Next Friday, February 19th there will be a free public presentation at Hunter College on the proposal to daylight the buried section of Tibbetts Brook in the Bronx.
Should the proposal see the light of day, it would the most ambitious river restoration project in the state following the daylighting of Saw Mill River in nearby Yonkers. Although I will not be present at this event, my Parks colleague Marit Larson will be representing the agency.

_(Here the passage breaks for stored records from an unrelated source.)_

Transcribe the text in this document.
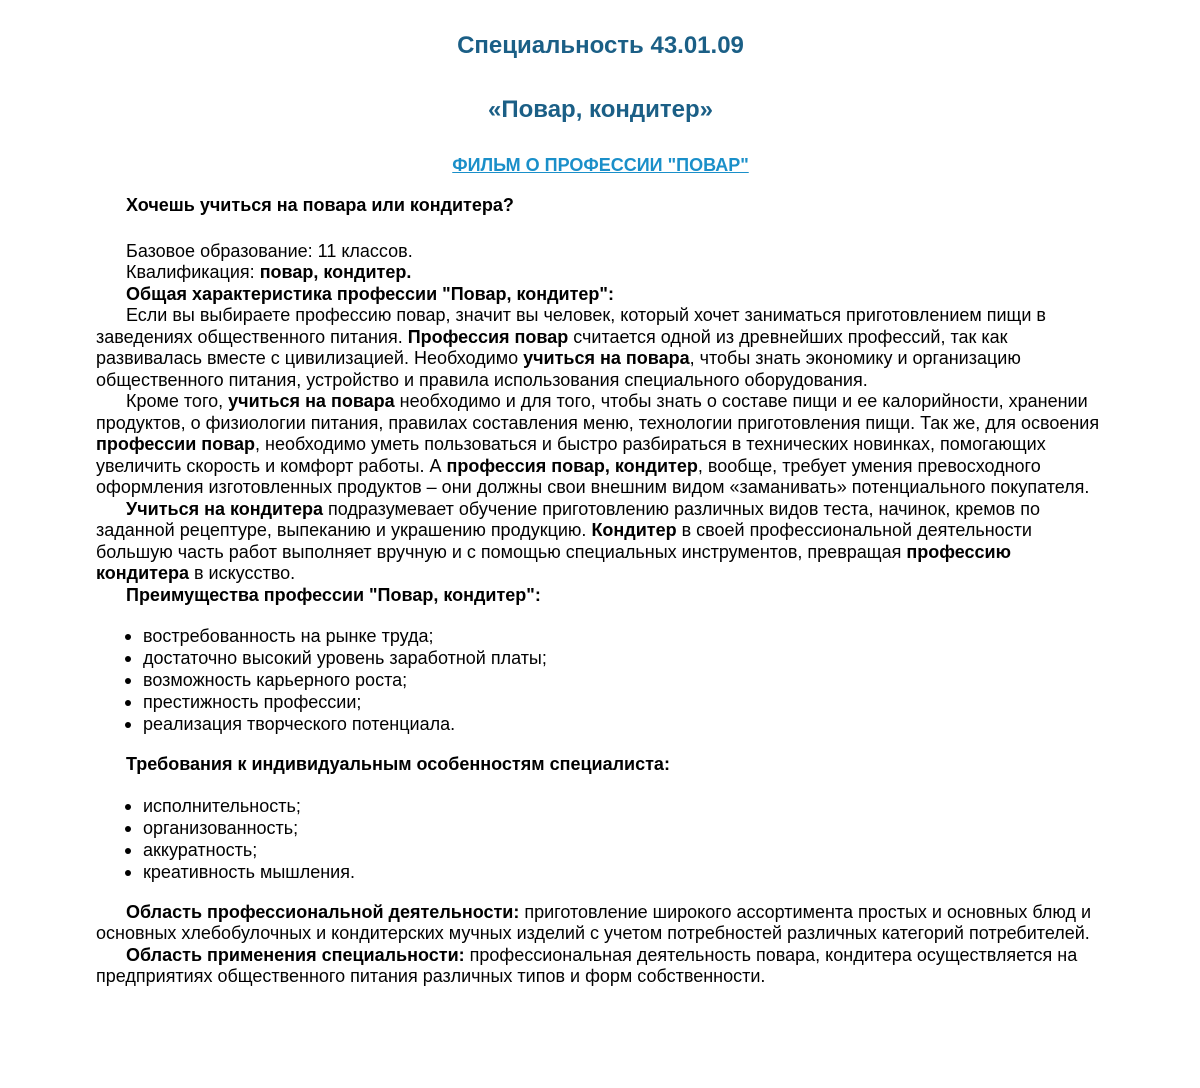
Специальность 43.01.09
«Повар, кондитер»
ФИЛЬМ О ПРОФЕССИИ "ПОВАР"

Хочешь учиться на повара или кондитера?

Базовое образование: 11 классов.

Квалификация: повар, кондитер.

Общая характеристика профессии "Повар, кондитер":

Если вы выбираете профессию повар, значит вы человек, который хочет заниматься приготовлением пищи в заведениях общественного питания. Профессия повар считается одной из древнейших профессий, так как развивалась вместе с цивилизацией. Необходимо учиться на повара, чтобы знать экономику и организацию общественного питания, устройство и правила использования специального оборудования.

Кроме того, учиться на повара необходимо и для того, чтобы знать о составе пищи и ее калорийности, хранении продуктов, о физиологии питания, правилах составления меню, технологии приготовления пищи. Так же, для освоения профессии повар, необходимо уметь пользоваться и быстро разбираться в технических новинках, помогающих увеличить скорость и комфорт работы. А профессия повар, кондитер, вообще, требует умения превосходного оформления изготовленных продуктов – они должны свои внешним видом «заманивать» потенциального покупателя.

Учиться на кондитера подразумевает обучение приготовлению различных видов теста, начинок, кремов по заданной рецептуре, выпеканию и украшению продукцию. Кондитер в своей профессиональной деятельности большую часть работ выполняет вручную и с помощью специальных инструментов, превращая профессию кондитера в искусство.

Преимущества профессии "Повар, кондитер":

востребованность на рынке труда;
достаточно высокий уровень заработной платы;
возможность карьерного роста;
престижность профессии;
реализация творческого потенциала.

Требования к индивидуальным особенностям специалиста:

исполнительность;
организованность;
аккуратность;
креативность мышления.

Область профессиональной деятельности: приготовление широкого ассортимента простых и основных блюд и основных хлебобулочных и кондитерских мучных изделий с учетом потребностей различных категорий потребителей.

Область применения специальности: профессиональная деятельность повара, кондитера осуществляется на предприятиях общественного питания различных типов и форм собственности.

She will be joined by urban explorer Steve Duncan, who has crawled through the stream’s underground channel and presented a slide show outlining the benefits of restoring the stream.
According to the Wildlife Conservation Society’s Welikia Project, the historic path of Tibbetts Brook took the stream through the present-day Kingsbridge neighborhood towards its confluence with Spuyten Duyvil Creek, to the west of Marble Hill. The former stream bed is marked today by Tibbett Avenue.
As the former stream bed is densely developed, there is an alternative path proposed for the restored stream a couple of blocks to the east, where an abandoned railway connects Van Cortlandt Park to the Harlem River.
Transforming the former Putnam Line into a linear park with a stream would create a continuous green corridor between the park and the river, reduce the amount of water going to the sewer system, increase wildlife habitats, and the quality of life for the surrounding neighborhoods.